Sonetto 5 William Shakespeare

 

400’ anni dalla morte di un genio assoluto, un mito, semplicemente William Shakespeare. Il mito è avvolto dal mistero, proprio come le origini della sua persona: nota è la rivendicazione della provenienza di Shakespeare in Sicilia, in base a una traduzione di un cognome siciliano, inoltre è celebre la teoria dell’incertezza sulla paternità di alcune sue opere. Crea ancora mistero fra tutti noi. Venerdì 10 Giugno presso il Palazzo Serra di Cassano, ovvero L’Istituto Italiano per gli Studi Filosofici, si è tenuto un incontro “consonante” fra letteratura, musica e poesia, cioè la presentazione di Amleto e Ofelia La critica shakespeariana negli scritti di Nicolò D’Alfonso a cura di Francesco D’Alfonso come studio della psicologia e patologia dei personaggi dell’ Amleto di Shakespeare e il disco Neapolitan Shakespeare del maestro Gianni Lamagna, già pubblicato da un anno, riguardatne la traduzione di 17 sonetti shakespeariani in lingua napoletana. Inoltre alla discussione partecipano Arturo Martorelli, componente del comitato dell’Istituto Italiano per gli Studi Filosofici, e Bruna Mancini, docente di letteratura inglese all’Università della Calabria.

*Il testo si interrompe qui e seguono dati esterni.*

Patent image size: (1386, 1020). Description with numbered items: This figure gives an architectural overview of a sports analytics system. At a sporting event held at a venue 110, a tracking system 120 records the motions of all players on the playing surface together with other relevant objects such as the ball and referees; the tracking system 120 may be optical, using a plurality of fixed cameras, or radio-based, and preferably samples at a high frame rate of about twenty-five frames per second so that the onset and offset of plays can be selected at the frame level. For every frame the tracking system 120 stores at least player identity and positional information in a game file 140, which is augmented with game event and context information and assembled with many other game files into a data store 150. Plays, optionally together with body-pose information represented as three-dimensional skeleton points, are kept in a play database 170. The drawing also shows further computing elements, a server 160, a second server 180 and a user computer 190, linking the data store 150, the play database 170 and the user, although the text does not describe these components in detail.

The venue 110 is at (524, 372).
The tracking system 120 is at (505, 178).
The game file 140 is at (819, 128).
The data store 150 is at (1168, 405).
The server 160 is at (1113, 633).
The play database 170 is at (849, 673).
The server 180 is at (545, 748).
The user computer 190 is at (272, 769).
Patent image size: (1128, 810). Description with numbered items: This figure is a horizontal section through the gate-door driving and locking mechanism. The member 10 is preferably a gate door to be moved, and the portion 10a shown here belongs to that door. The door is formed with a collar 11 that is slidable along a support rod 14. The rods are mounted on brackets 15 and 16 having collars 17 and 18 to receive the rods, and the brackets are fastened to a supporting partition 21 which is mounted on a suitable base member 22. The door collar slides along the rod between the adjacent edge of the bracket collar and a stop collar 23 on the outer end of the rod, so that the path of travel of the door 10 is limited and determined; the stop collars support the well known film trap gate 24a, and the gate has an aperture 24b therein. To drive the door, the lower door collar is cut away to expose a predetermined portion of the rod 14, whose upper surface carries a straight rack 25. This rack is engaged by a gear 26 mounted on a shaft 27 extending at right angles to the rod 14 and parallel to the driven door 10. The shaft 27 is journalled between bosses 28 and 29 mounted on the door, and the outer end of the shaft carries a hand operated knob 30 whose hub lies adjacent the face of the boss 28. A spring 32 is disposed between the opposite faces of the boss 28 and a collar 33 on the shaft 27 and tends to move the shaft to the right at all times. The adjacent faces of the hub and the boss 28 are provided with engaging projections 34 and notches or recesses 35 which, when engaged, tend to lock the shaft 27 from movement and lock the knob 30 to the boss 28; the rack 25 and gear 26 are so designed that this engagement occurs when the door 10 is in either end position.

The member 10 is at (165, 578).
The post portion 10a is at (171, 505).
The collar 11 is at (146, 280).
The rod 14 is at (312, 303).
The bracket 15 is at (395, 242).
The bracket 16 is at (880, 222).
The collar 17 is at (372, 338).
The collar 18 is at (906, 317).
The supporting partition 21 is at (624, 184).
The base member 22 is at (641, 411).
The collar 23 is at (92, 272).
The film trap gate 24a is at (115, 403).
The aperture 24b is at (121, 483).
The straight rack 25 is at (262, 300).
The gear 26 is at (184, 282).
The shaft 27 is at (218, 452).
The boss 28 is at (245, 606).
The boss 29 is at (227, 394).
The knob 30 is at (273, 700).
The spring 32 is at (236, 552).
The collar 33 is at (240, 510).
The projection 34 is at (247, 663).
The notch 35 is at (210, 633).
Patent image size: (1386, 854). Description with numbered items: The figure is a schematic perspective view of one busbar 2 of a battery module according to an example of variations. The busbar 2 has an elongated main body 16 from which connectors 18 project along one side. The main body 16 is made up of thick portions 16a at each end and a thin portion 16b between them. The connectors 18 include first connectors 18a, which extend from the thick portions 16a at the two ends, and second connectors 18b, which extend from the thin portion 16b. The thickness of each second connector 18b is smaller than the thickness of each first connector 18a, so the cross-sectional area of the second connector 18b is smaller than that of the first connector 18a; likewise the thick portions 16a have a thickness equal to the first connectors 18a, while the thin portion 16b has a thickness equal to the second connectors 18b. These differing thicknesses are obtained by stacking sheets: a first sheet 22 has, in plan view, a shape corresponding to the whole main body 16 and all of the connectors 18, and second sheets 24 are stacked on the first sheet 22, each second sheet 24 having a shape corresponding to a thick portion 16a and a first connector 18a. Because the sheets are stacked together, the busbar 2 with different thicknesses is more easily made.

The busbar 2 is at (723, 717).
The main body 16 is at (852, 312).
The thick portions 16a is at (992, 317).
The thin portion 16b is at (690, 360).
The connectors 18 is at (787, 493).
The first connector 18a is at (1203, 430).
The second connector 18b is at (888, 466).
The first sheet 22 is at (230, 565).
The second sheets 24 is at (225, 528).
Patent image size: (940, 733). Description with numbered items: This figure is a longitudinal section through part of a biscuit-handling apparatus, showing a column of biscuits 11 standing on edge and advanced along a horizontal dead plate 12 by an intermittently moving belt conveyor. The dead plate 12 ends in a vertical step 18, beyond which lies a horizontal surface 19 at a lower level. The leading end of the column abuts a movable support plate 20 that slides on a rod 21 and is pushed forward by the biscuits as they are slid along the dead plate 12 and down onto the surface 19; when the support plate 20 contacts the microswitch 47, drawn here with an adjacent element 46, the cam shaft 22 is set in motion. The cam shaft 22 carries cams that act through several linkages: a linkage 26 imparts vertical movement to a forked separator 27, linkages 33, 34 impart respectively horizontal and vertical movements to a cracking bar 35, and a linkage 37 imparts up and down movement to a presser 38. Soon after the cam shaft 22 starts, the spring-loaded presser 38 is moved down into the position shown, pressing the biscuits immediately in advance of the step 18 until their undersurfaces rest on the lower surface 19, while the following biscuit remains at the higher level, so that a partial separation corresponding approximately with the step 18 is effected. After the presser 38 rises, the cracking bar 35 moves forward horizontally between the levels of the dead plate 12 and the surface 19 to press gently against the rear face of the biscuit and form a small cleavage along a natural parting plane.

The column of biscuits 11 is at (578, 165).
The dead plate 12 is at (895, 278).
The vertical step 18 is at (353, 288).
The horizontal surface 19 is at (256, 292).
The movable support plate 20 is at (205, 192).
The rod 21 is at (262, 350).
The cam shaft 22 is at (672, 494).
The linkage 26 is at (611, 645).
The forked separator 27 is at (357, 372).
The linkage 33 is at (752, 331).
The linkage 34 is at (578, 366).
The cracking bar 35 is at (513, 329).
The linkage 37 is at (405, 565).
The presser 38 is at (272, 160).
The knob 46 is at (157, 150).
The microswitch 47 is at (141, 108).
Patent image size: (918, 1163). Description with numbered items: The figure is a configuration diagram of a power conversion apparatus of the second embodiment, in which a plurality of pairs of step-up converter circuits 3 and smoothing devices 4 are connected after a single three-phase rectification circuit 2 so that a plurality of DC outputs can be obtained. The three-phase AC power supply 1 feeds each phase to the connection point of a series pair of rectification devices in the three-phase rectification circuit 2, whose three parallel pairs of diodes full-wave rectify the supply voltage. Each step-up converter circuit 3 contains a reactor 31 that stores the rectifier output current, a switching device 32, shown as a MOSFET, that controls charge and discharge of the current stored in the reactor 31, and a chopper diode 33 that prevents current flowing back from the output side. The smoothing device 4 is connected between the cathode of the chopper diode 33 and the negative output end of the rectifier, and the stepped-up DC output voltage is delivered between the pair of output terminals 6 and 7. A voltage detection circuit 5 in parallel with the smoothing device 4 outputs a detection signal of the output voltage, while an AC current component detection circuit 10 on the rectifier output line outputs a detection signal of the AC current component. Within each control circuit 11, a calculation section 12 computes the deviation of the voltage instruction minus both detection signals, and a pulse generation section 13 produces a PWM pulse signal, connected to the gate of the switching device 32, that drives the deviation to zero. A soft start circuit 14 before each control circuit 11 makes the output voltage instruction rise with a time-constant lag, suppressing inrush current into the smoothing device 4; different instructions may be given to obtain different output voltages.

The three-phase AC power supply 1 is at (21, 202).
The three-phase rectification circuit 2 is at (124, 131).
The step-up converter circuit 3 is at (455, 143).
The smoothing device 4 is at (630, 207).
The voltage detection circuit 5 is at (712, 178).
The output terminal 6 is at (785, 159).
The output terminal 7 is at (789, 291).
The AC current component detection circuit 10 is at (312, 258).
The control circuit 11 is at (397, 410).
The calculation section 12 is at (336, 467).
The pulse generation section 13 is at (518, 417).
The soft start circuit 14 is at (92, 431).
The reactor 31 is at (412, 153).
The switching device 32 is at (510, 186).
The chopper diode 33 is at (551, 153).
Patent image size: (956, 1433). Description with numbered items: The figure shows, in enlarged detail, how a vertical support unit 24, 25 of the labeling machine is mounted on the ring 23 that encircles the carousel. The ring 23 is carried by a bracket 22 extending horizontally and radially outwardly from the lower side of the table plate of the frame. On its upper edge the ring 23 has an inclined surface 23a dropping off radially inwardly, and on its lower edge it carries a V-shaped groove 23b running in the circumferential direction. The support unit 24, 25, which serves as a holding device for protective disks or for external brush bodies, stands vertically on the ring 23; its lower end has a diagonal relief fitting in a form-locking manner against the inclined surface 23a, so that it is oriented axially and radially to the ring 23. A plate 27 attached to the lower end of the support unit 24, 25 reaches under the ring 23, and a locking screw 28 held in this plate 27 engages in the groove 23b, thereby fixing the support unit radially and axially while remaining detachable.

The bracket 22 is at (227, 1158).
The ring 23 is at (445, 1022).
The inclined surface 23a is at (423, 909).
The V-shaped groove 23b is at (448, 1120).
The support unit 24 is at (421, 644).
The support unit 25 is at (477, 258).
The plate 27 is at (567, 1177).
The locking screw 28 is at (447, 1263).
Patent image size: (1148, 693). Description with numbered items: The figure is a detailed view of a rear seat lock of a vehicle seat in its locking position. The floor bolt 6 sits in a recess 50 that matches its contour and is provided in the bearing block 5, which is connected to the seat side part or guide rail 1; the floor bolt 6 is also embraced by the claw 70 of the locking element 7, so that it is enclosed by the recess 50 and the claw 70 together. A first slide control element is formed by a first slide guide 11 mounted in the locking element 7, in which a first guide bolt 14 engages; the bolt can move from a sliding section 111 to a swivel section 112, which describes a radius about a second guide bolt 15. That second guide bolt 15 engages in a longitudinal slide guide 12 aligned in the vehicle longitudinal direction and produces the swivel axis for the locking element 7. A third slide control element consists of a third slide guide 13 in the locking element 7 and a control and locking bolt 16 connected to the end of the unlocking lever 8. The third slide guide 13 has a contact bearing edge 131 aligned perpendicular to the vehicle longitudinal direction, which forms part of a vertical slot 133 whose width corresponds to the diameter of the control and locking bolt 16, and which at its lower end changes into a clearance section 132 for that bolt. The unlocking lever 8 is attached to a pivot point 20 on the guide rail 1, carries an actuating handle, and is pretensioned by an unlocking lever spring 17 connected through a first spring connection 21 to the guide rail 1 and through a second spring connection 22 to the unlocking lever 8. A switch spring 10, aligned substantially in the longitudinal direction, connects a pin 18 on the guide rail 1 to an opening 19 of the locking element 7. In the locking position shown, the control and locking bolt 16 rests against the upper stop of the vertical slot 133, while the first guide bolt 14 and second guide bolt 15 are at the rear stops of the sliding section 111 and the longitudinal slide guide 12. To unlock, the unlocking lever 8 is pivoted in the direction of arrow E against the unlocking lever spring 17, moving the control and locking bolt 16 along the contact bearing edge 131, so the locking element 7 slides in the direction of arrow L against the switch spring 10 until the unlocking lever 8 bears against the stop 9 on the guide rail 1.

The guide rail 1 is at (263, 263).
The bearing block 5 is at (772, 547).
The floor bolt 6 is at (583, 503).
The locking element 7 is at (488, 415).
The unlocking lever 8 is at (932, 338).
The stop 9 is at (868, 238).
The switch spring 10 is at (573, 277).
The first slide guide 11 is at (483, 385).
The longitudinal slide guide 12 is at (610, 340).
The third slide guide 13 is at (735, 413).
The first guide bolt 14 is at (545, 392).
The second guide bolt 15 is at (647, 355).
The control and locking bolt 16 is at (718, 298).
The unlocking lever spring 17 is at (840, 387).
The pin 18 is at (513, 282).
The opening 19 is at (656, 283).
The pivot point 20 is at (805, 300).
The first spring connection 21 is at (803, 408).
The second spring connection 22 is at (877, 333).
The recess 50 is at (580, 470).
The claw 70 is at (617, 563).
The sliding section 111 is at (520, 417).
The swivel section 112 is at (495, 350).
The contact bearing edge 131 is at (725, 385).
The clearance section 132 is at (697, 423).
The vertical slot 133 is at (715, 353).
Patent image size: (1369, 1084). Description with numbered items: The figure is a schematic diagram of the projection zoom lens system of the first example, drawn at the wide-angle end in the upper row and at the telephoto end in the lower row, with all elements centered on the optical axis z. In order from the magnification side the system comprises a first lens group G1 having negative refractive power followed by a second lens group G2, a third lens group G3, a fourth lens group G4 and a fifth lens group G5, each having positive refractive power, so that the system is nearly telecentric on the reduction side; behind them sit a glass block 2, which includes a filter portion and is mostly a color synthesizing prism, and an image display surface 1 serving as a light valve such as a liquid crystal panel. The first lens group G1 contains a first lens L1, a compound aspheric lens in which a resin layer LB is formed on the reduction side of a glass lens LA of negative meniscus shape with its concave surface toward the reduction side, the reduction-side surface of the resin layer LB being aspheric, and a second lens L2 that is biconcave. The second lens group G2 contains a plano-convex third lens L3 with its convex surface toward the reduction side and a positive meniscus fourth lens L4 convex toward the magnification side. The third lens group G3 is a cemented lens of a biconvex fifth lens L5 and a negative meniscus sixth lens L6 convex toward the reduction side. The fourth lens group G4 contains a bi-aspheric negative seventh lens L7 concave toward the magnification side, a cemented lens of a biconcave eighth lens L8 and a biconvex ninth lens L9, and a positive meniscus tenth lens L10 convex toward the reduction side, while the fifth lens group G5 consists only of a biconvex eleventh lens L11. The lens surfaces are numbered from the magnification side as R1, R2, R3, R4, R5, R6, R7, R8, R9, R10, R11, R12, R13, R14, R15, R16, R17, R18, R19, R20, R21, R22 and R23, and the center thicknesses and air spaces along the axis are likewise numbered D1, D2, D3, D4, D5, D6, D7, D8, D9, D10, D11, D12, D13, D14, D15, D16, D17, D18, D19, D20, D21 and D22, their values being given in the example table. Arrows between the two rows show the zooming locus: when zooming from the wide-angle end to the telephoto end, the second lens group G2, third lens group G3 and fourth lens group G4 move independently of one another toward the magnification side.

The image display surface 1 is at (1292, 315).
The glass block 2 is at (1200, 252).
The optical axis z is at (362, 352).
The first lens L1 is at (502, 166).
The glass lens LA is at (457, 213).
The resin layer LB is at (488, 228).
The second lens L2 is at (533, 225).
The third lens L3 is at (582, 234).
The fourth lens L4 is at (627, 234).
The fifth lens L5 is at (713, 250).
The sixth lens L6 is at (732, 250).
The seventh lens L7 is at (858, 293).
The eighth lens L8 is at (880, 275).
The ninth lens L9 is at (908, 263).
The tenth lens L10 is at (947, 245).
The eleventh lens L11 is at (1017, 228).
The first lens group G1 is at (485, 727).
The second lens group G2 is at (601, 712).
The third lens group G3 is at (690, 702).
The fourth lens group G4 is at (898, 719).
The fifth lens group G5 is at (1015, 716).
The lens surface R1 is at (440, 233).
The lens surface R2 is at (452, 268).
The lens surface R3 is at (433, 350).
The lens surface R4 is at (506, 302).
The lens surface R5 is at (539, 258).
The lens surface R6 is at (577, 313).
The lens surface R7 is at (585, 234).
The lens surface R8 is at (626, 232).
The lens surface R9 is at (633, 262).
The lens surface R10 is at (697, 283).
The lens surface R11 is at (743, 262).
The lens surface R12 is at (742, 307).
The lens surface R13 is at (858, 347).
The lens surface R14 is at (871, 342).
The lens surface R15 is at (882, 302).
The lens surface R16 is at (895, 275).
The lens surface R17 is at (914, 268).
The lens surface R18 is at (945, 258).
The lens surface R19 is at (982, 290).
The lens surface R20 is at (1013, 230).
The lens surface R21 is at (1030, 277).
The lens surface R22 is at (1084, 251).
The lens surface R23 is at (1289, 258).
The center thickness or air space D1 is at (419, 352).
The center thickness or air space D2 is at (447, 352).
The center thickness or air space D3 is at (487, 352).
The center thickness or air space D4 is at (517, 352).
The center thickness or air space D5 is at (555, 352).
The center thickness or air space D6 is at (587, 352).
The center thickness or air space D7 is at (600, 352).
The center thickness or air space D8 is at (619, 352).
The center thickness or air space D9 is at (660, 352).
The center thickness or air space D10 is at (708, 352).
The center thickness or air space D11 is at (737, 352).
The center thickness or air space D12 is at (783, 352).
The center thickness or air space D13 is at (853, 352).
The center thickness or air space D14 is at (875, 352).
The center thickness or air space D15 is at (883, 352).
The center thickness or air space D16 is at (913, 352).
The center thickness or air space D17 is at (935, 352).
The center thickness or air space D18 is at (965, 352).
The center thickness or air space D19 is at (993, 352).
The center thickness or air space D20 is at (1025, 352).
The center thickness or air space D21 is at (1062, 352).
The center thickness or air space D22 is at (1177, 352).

Martorelli evidenzia doverosamente la singolarità dell’operazione di D’Alfonso, ritenendolo  una figura sui generis, ma anche del suo discendente, ossia il curatore del libro, il quale si è applicato a un lavoro genealogico, di continuare la traccia di una personalità avente una caratura nazionale. Difatti la parabola degli intellettuali di una certa fama e statura tende ad essere ignorata nell’arco di qualche decennio, pertanto è imprescindibile un lavoro di scavo, di cura nell’analizzare il perché delle loro opere del passato. Martorelli fa risaltare con rilevante pregnanza il carattere dell’era contemporanea, ossia l’oblio, ricordando la ricorrenza del 40 esimo anno della morte di Luchino Visconti,  manifestando un’esigua premura di diffusione nel panorama dei mass-media di un monumento della nostra cultura nazionale (non solo cinema, ma anche lirica, teatro). Ricalchiamo quell’eco lontano (Leopardi) dei popoli antichi, che hanno agito all’interno della nostra società? È nostro oblio?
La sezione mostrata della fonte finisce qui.